Cowans is one the most influential artists of his generation. Adger Cowans (b. 1936) was one of the first African American students to earn a degree in Photography from Ohio University in 1958, and furthered his education at the School of Motion Picture Arts and School of Visual Arts in New York City. Following graduation, Cowans obtained a position assisting photographer Gordon Parks at LIFE Magazine. Cowans later served in the United States Navy in Virginia Beach, VA and continued to work as a photographer. Cowans also has a storied career in cinema as a film still photographer on over thirty Hollywood sets, and worked with directors like Francis Ford Coppola, Sidney Lumet, and Spike Lee.

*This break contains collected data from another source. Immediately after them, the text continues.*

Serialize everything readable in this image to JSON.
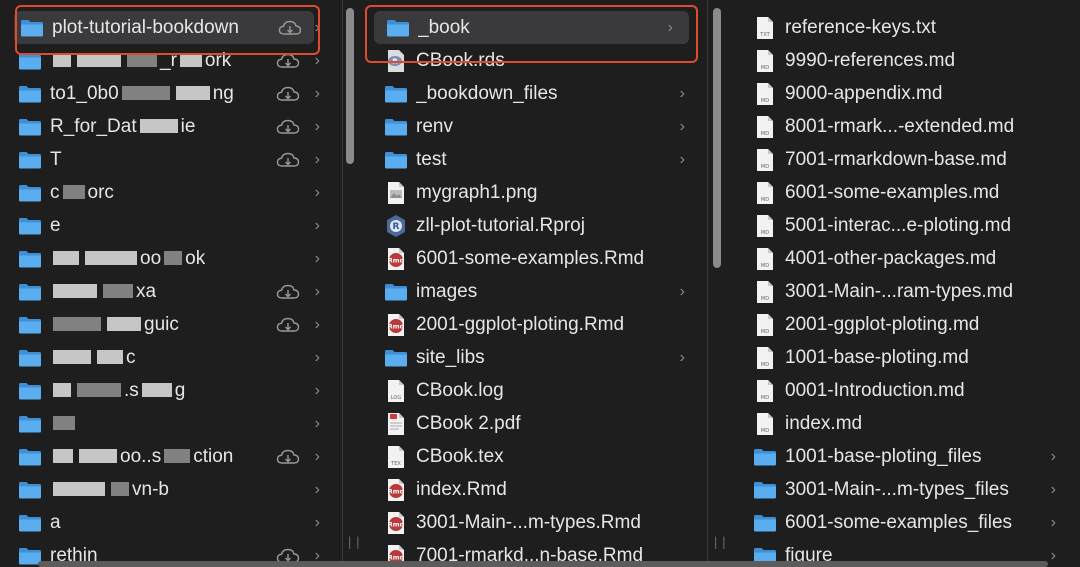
{
  "colors": {
    "background": "#1e1e1e",
    "selected_row": "#3a3a3c",
    "folder_blue": "#4aa3e8",
    "annotation_red": "#e04a2f"
  },
  "column1": {
    "items": [
      {
        "name": "plot-tutorial-bookdown",
        "icon": "folder-icon",
        "cloud": true,
        "chevron": true,
        "selected": true
      },
      {
        "name": "",
        "parts": [
          "",
          "",
          "_r",
          "ork"
        ],
        "icon": "folder-icon",
        "cloud": true,
        "chevron": true
      },
      {
        "name": "",
        "parts": [
          "to1_0b0",
          "",
          "ng"
        ],
        "icon": "folder-icon",
        "cloud": true,
        "chevron": true
      },
      {
        "name": "",
        "parts": [
          "R_for_Dat",
          "ie"
        ],
        "icon": "folder-icon",
        "cloud": true,
        "chevron": true
      },
      {
        "name": "",
        "parts": [
          "T"
        ],
        "icon": "folder-icon",
        "cloud": true,
        "chevron": true
      },
      {
        "name": "",
        "parts": [
          "c",
          "orc"
        ],
        "icon": "folder-icon",
        "cloud": false,
        "chevron": true
      },
      {
        "name": "",
        "parts": [
          "e"
        ],
        "icon": "folder-icon",
        "cloud": false,
        "chevron": true
      },
      {
        "name": "",
        "parts": [
          "",
          "oo",
          "ok"
        ],
        "icon": "folder-icon",
        "cloud": false,
        "chevron": true
      },
      {
        "name": "",
        "parts": [
          "",
          "xa"
        ],
        "icon": "folder-icon",
        "cloud": true,
        "chevron": true
      },
      {
        "name": "",
        "parts": [
          "",
          "guic"
        ],
        "icon": "folder-icon",
        "cloud": true,
        "chevron": true
      },
      {
        "name": "",
        "parts": [
          "",
          "c"
        ],
        "icon": "folder-icon",
        "cloud": false,
        "chevron": true
      },
      {
        "name": "",
        "parts": [
          "",
          ".s",
          "g"
        ],
        "icon": "folder-icon",
        "cloud": false,
        "chevron": true
      },
      {
        "name": "",
        "parts": [
          ""
        ],
        "icon": "folder-icon",
        "cloud": false,
        "chevron": true
      },
      {
        "name": "",
        "parts": [
          "",
          "oo..s",
          "ction"
        ],
        "icon": "folder-icon",
        "cloud": true,
        "chevron": true
      },
      {
        "name": "",
        "parts": [
          "",
          "vn-b"
        ],
        "icon": "folder-icon",
        "cloud": false,
        "chevron": true
      },
      {
        "name": "",
        "parts": [
          "a"
        ],
        "icon": "folder-icon",
        "cloud": false,
        "chevron": true
      },
      {
        "name": "",
        "parts": [
          "rethin"
        ],
        "icon": "folder-icon",
        "cloud": true,
        "chevron": true
      }
    ]
  },
  "column2": {
    "items": [
      {
        "name": "_book",
        "icon": "folder-icon",
        "chevron": true,
        "selected": true
      },
      {
        "name": "CBook.rds",
        "icon": "rds-file-icon",
        "chevron": false
      },
      {
        "name": "_bookdown_files",
        "icon": "folder-icon",
        "chevron": true
      },
      {
        "name": "renv",
        "icon": "folder-icon",
        "chevron": true
      },
      {
        "name": "test",
        "icon": "folder-icon",
        "chevron": true
      },
      {
        "name": "mygraph1.png",
        "icon": "png-file-icon",
        "chevron": false
      },
      {
        "name": "zll-plot-tutorial.Rproj",
        "icon": "rproj-file-icon",
        "chevron": false
      },
      {
        "name": "6001-some-examples.Rmd",
        "icon": "rmd-file-icon",
        "chevron": false
      },
      {
        "name": "images",
        "icon": "folder-icon",
        "chevron": true
      },
      {
        "name": "2001-ggplot-ploting.Rmd",
        "icon": "rmd-file-icon",
        "chevron": false
      },
      {
        "name": "site_libs",
        "icon": "folder-icon",
        "chevron": true
      },
      {
        "name": "CBook.log",
        "icon": "log-file-icon",
        "chevron": false
      },
      {
        "name": "CBook 2.pdf",
        "icon": "pdf-file-icon",
        "chevron": false
      },
      {
        "name": "CBook.tex",
        "icon": "tex-file-icon",
        "chevron": false
      },
      {
        "name": "index.Rmd",
        "icon": "rmd-file-icon",
        "chevron": false
      },
      {
        "name": "3001-Main-...m-types.Rmd",
        "icon": "rmd-file-icon",
        "chevron": false
      },
      {
        "name": "7001-rmarkd...n-base.Rmd",
        "icon": "rmd-file-icon",
        "chevron": false
      }
    ]
  },
  "column3": {
    "items": [
      {
        "name": "reference-keys.txt",
        "icon": "txt-file-icon",
        "chevron": false
      },
      {
        "name": "9990-references.md",
        "icon": "md-file-icon",
        "chevron": false
      },
      {
        "name": "9000-appendix.md",
        "icon": "md-file-icon",
        "chevron": false
      },
      {
        "name": "8001-rmark...-extended.md",
        "icon": "md-file-icon",
        "chevron": false
      },
      {
        "name": "7001-rmarkdown-base.md",
        "icon": "md-file-icon",
        "chevron": false
      },
      {
        "name": "6001-some-examples.md",
        "icon": "md-file-icon",
        "chevron": false
      },
      {
        "name": "5001-interac...e-ploting.md",
        "icon": "md-file-icon",
        "chevron": false
      },
      {
        "name": "4001-other-packages.md",
        "icon": "md-file-icon",
        "chevron": false
      },
      {
        "name": "3001-Main-...ram-types.md",
        "icon": "md-file-icon",
        "chevron": false
      },
      {
        "name": "2001-ggplot-ploting.md",
        "icon": "md-file-icon",
        "chevron": false
      },
      {
        "name": "1001-base-ploting.md",
        "icon": "md-file-icon",
        "chevron": false
      },
      {
        "name": "0001-Introduction.md",
        "icon": "md-file-icon",
        "chevron": false
      },
      {
        "name": "index.md",
        "icon": "md-file-icon",
        "chevron": false
      },
      {
        "name": "1001-base-ploting_files",
        "icon": "folder-icon",
        "chevron": true
      },
      {
        "name": "3001-Main-...m-types_files",
        "icon": "folder-icon",
        "chevron": true
      },
      {
        "name": "6001-some-examples_files",
        "icon": "folder-icon",
        "chevron": true
      },
      {
        "name": "figure",
        "icon": "folder-icon",
        "chevron": true
      }
    ]
  },
  "icons": {
    "chevron": "›",
    "grip": "||",
    "txt_label": "TXT",
    "md_label": "MD",
    "log_label": "LOG",
    "tex_label": "TEX",
    "rmd_label": "Rmd",
    "rproj_label": "R"
  }
}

Works by Cowans has been exhibited at The Metropolitan Museum of Art, International Museum of Photography, Museum of Modern Art, The Studio Museum of Harlem, The Cleveland Museum of Art, Harvard Fine Art Museum, Detroit Art Institute, James E. Lewis Museum and numerous other art institutions. Additionally, Cowans’ work is part of many notable collections, including The National Museum of African-American History and Culture, Detroit Institute of Art, The Whitney Museum of American Art, the Schomburg Center for Research in Black Culture, and the Philadelphia Museum of Art among others. Cowans’ work is included in Soul of a Nation: Art in the Age of Black Power 1963 – 1983 organized by Tate Modern and shown at the Brooklyn Museum, New York; the de Young Museum, San Francisco; the Broad, Los Angeles; Crystal Bridges Museum of American Art, Bentonville, Arkansas; and the Museum of Fine Arts, Houston. Cowans’ photographs are also currently part of the exhibition Working Together: Louis Draper and the Kamoinge Workshop, organized by the Virginia Museum of Fine Arts, and will travel to the Whitney Museum of American Art. Cowans lives and works in Bridgeport, CT.
Bruce Silverstein Gallery now represents Cowans.